Lack of empathy, hostility, or anger towards the patient is never to be accepted. Failing to understand the patient’s unique problem, not validating shameful feelings, or being unable to establish an alliance are other examples. Too much comforting or reassurance can promote dependency between therapist and patient, decreasing autonomy in the process. Lots of stuff goes wrong from time to time in all therapist offices, but research shows some therapists are significantly worse than others.
The English version of Hippocrates, Thomas Sydenham realized 400 years ago that patients get worse by overtreatment. His cure? To do nothing, and let the natural healing process do its magic. The natural course of illness, with periods of both worsening and recovery, makes it incredibly difficult to determine the effects of psychotherapeutic interventions. It also suggests that sometimes illnesses heal by themselves.

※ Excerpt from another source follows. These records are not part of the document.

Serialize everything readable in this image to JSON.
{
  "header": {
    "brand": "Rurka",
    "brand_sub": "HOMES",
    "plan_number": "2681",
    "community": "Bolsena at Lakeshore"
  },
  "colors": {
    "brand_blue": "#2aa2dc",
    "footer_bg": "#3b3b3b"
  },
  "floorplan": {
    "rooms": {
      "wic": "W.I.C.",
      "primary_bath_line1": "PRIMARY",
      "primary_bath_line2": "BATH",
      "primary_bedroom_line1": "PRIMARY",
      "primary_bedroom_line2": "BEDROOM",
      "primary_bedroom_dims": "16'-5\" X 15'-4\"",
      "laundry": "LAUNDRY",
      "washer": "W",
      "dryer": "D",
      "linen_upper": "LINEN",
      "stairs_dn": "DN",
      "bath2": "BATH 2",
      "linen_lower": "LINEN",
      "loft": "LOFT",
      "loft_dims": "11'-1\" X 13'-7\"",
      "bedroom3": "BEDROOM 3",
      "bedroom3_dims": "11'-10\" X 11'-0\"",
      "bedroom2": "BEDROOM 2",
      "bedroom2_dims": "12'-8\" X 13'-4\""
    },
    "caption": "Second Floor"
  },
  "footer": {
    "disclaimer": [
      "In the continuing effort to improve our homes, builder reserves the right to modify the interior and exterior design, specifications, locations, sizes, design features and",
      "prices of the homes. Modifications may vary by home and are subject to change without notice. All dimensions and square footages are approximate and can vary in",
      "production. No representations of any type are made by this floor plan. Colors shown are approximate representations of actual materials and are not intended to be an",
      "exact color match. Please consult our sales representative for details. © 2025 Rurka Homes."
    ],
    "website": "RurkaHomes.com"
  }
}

Therapists typically fail to see deterioration before it happens. In one study, therapists were asked to spot patients who got worse. Out of 550, only one patient was correctly identified-39 negative outcomes were missed. When using a statistical alarm system, however, 77% of the deteriorating clients were identified beforehand.1
Therapists need to ask patients for feedback and be self-critical about their own performance. The ethical responsibility for avoiding harm is shared across the field. Supervisors, psychotherapy researchers, colleagues, teachers and health officials all need to raise the awareness on the potential for negative outcomes. Harmful therapies should no longer be done. Harmful therapists need to be retrained or go into some other kind of work.
Thanks, Jorgen. The clearest findings from the psychotherapy research literature are that different techniques of therapy are about equally effective and that the nonspecific aspects of therapy are much more important than specific technique.

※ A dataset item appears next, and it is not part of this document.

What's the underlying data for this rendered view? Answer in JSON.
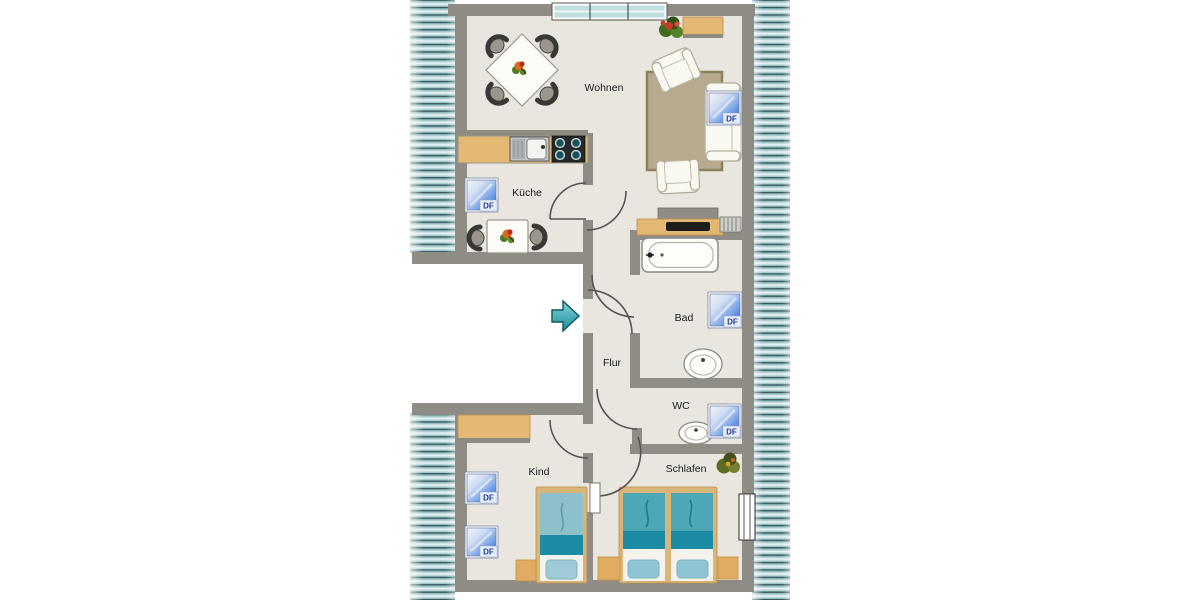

The best predictor of outcome is a good relationship between therapist and patient. A therapist who is great for one patient may be terrible for another. It is difficult to predict the success of match-ups in advance, but a switch should be considered if they haven’t hit it off well by the third session.

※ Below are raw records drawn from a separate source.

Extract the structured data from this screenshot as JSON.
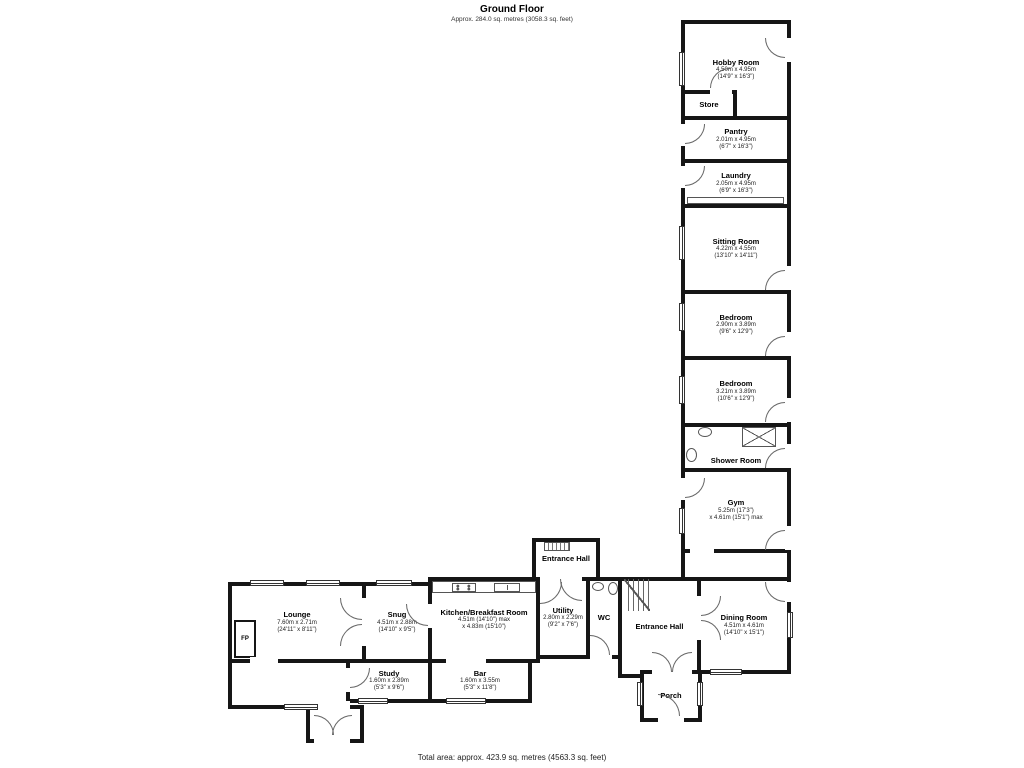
{
  "header": {
    "title": "Ground Floor",
    "subtitle": "Approx. 284.0 sq. metres (3058.3 sq. feet)"
  },
  "footer": {
    "total_area": "Total area: approx. 423.9 sq. metres (4563.3 sq. feet)"
  },
  "rooms": {
    "hobby": {
      "name": "Hobby Room",
      "dims1": "4.50m x 4.95m",
      "dims2": "(14'9\" x 16'3\")"
    },
    "store": {
      "name": "Store"
    },
    "pantry": {
      "name": "Pantry",
      "dims1": "2.01m x 4.95m",
      "dims2": "(6'7\" x 16'3\")"
    },
    "laundry": {
      "name": "Laundry",
      "dims1": "2.05m x 4.95m",
      "dims2": "(6'9\" x 16'3\")"
    },
    "sitting": {
      "name": "Sitting Room",
      "dims1": "4.22m x 4.55m",
      "dims2": "(13'10\" x 14'11\")"
    },
    "bedroom1": {
      "name": "Bedroom",
      "dims1": "2.90m x 3.89m",
      "dims2": "(9'6\" x 12'9\")"
    },
    "bedroom2": {
      "name": "Bedroom",
      "dims1": "3.21m x 3.89m",
      "dims2": "(10'6\" x 12'9\")"
    },
    "shower": {
      "name": "Shower Room"
    },
    "gym": {
      "name": "Gym",
      "dims1": "5.25m (17'3\")",
      "dims2": "x 4.61m (15'1\") max"
    },
    "dining": {
      "name": "Dining Room",
      "dims1": "4.51m x 4.61m",
      "dims2": "(14'10\" x 15'1\")"
    },
    "ehall": {
      "name": "Entrance Hall"
    },
    "ehalltop": {
      "name": "Entrance Hall"
    },
    "porch": {
      "name": "Porch"
    },
    "wc": {
      "name": "WC"
    },
    "utility": {
      "name": "Utility",
      "dims1": "2.80m x 2.29m",
      "dims2": "(9'2\" x 7'6\")"
    },
    "kitchen": {
      "name": "Kitchen/Breakfast Room",
      "dims1": "4.51m (14'10\") max",
      "dims2": "x 4.83m (15'10\")"
    },
    "snug": {
      "name": "Snug",
      "dims1": "4.51m x 2.88m",
      "dims2": "(14'10\" x 9'5\")"
    },
    "lounge": {
      "name": "Lounge",
      "dims1": "7.60m x 2.71m",
      "dims2": "(24'11\" x 8'11\")"
    },
    "study": {
      "name": "Study",
      "dims1": "1.60m x 2.89m",
      "dims2": "(5'3\" x 9'6\")"
    },
    "bar": {
      "name": "Bar",
      "dims1": "1.60m x 3.55m",
      "dims2": "(5'3\" x 11'8\")"
    }
  },
  "labels": {
    "fireplace": "FP"
  },
  "colors": {
    "wall": "#161616",
    "line": "#555555",
    "text": "#111111",
    "background": "#ffffff"
  }
}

But we should keep things in proportion. Medications are way overused. Psychotherapy is way underused. Drug complications and overdoses are a serious public health problem. Psychotherapy complications are much less common. And much less severe. It would be a better world were there more therapy, less drugs.
Note to readers: As with all blogs on this site, the opinions expressed in this commentary are solely those of the author. Comments not followed by full names and academic titles will either be removed or heavily monitored. -The Editors
1. Hannan C, Lambert MJ, Harmon C, et al. A lab test and algorithms for identifying clients at risk for treatment failure. J Clin Psychology. 2005;61:155-163.